The second thing that got me thinking about Sears and Roebuck homes was a great mystery writer, Blaize Clement, whom I discovered a couple of weeks ago. Her heroine’s grandparents, and now her brother, lived in a Sears Roebuck mail-order home. The fictional home was mentioned in all five of her books, which I gobbled up the past two weeks.
It’s sort of funny how when once you learn something new, you come across it everywhere. It makes you wonder why it’s only now come to your attention.
Has that kind of thing ever happened to you?


YES – all the time.
Years ago, my mother was diagnosed with ALS. Had never really heard of it. During the course of her illness, I then heard of Stephen Hawking and got interested in his work as he also has ALS. Which lead me to read physics, which lead me to read Eastern mystical writings, and so on and so on. It seems that those kinds of happenings occur at a time when I need my consciousness expanded!!
BTW – another great pre-fab house is the Edison house in Ft. Myers, FL. Don’t think it is a S&R house, but it was built off-site and floated to Ft. Myers on barges. No roads to there at that time. (You can’t get there from here!!) If you ever get down this way, it is one of my most favorite fascinating places.
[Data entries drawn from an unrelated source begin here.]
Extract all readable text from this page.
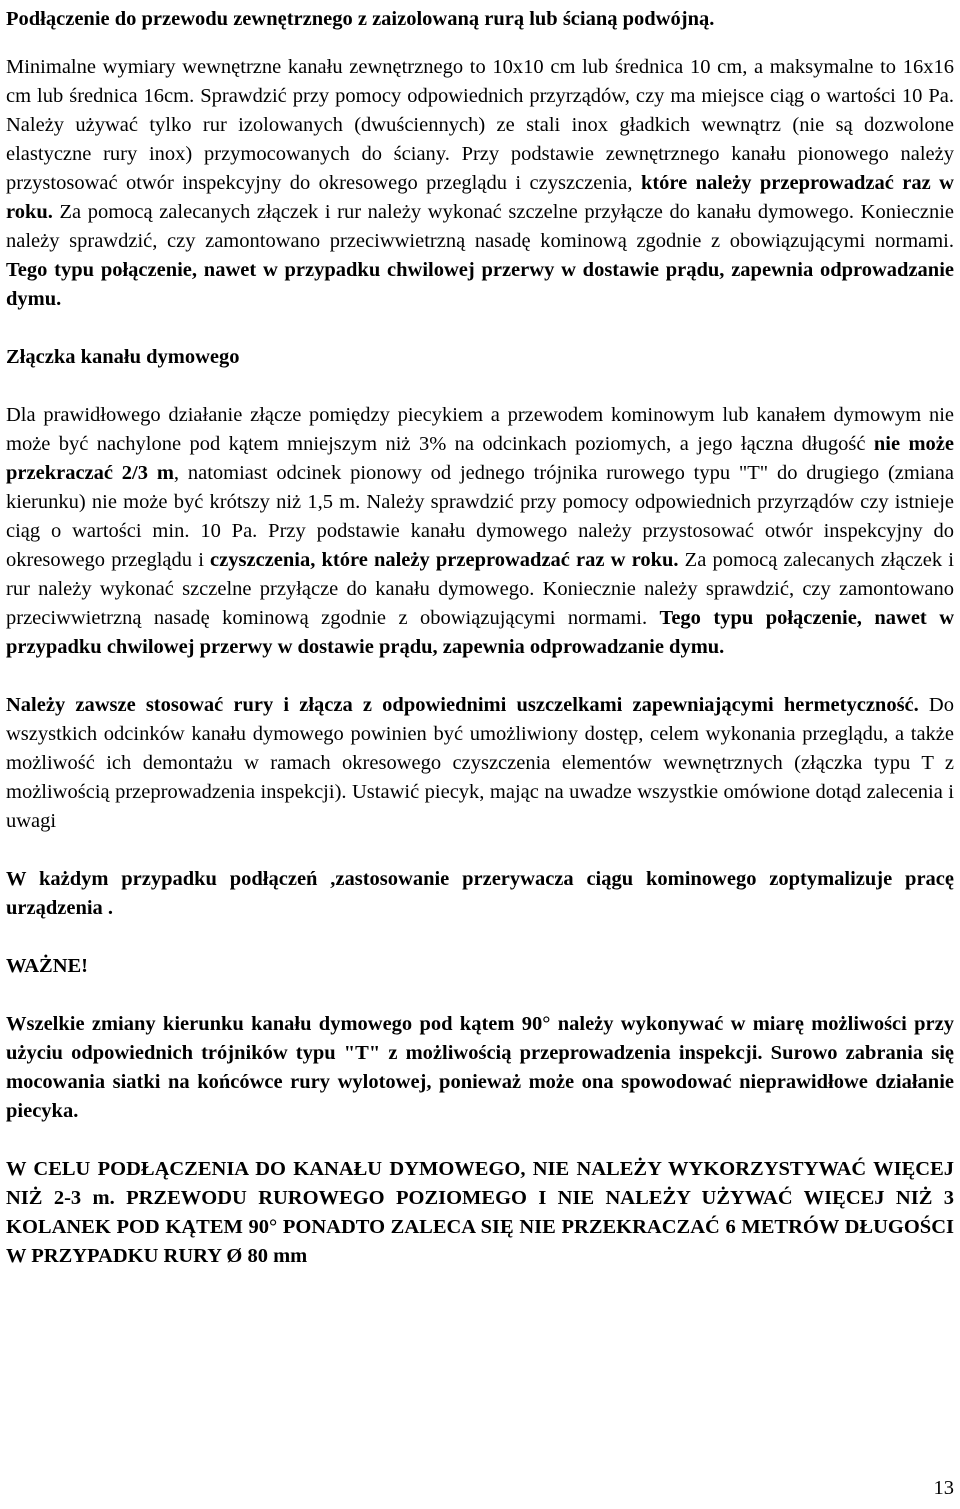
Podłączenie do przewodu zewnętrznego z zaizolowaną rurą lub ścianą podwójną.

Minimalne wymiary wewnętrzne kanału zewnętrznego to 10x10 cm lub średnica 10 cm, a maksymalne to 16x16 cm lub średnica 16cm. Sprawdzić przy pomocy odpowiednich przyrządów, czy ma miejsce ciąg o wartości 10 Pa. Należy używać tylko rur izolowanych (dwuściennych) ze stali inox gładkich wewnątrz (nie są dozwolone elastyczne rury inox) przymocowanych do ściany. Przy podstawie zewnętrznego kanału pionowego należy przystosować otwór inspekcyjny do okresowego przeglądu i czyszczenia, które należy przeprowadzać raz w roku. Za pomocą zalecanych złączek i rur należy wykonać szczelne przyłącze do kanału dymowego. Koniecznie należy sprawdzić, czy zamontowano przeciwwietrzną nasadę kominową zgodnie z obowiązującymi normami. Tego typu połączenie, nawet w przypadku chwilowej przerwy w dostawie prądu, zapewnia odprowadzanie dymu.

Złączka kanału dymowego

Dla prawidłowego działanie złącze pomiędzy piecykiem a przewodem kominowym lub kanałem dymowym nie może być nachylone pod kątem mniejszym niż 3% na odcinkach poziomych, a jego łączna długość nie może przekraczać 2/3 m, natomiast odcinek pionowy od jednego trójnika rurowego typu "T" do drugiego (zmiana kierunku) nie może być krótszy niż 1,5 m. Należy sprawdzić przy pomocy odpowiednich przyrządów czy istnieje ciąg o wartości min. 10 Pa. Przy podstawie kanału dymowego należy przystosować otwór inspekcyjny do okresowego przeglądu i czyszczenia, które należy przeprowadzać raz w roku. Za pomocą zalecanych złączek i rur należy wykonać szczelne przyłącze do kanału dymowego. Koniecznie należy sprawdzić, czy zamontowano przeciwwietrzną nasadę kominową zgodnie z obowiązującymi normami. Tego typu połączenie, nawet w przypadku chwilowej przerwy w dostawie prądu, zapewnia odprowadzanie dymu.

Należy zawsze stosować rury i złącza z odpowiednimi uszczelkami zapewniającymi hermetyczność. Do wszystkich odcinków kanału dymowego powinien być umożliwiony dostęp, celem wykonania przeglądu, a także możliwość ich demontażu w ramach okresowego czyszczenia elementów wewnętrznych (złączka typu T z możliwością przeprowadzenia inspekcji). Ustawić piecyk, mając na uwadze wszystkie omówione dotąd zalecenia i uwagi

W każdym przypadku podłączeń ,zastosowanie przerywacza ciągu kominowego zoptymalizuje pracę urządzenia .

WAŻNE!

Wszelkie zmiany kierunku kanału dymowego pod kątem 90° należy wykonywać w miarę możliwości przy użyciu odpowiednich trójników typu "T" z możliwością przeprowadzenia inspekcji. Surowo zabrania się mocowania siatki na końcówce rury wylotowej, ponieważ może ona spowodować nieprawidłowe działanie piecyka.

W CELU PODŁĄCZENIA DO KANAŁU DYMOWEGO, NIE NALEŻY WYKORZYSTYWAĆ WIĘCEJ NIŻ 2-3 m. PRZEWODU RUROWEGO POZIOMEGO I NIE NALEŻY UŻYWAĆ WIĘCEJ NIŻ 3 KOLANEK POD KĄTEM 90° PONADTO ZALECA SIĘ NIE PRZEKRACZAĆ 6 METRÓW DŁUGOŚCI W PRZYPADKU RURY Ø 80 mm

13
They phrase they just don’t make them like they used to comes to mind. Dallas is full of million dollar behemoth houses. The first thing that comes to mind is it much cost a small fortune to heat and cool them. No thought was giving to any energy saving. There is a whole row of them near us that all have a huge bank of windows facing the afternoon Texas sun. That is beyond stupid.
That Coronado Museum building is not a Sears house. It in no way shape or form resembles any of the models they offered.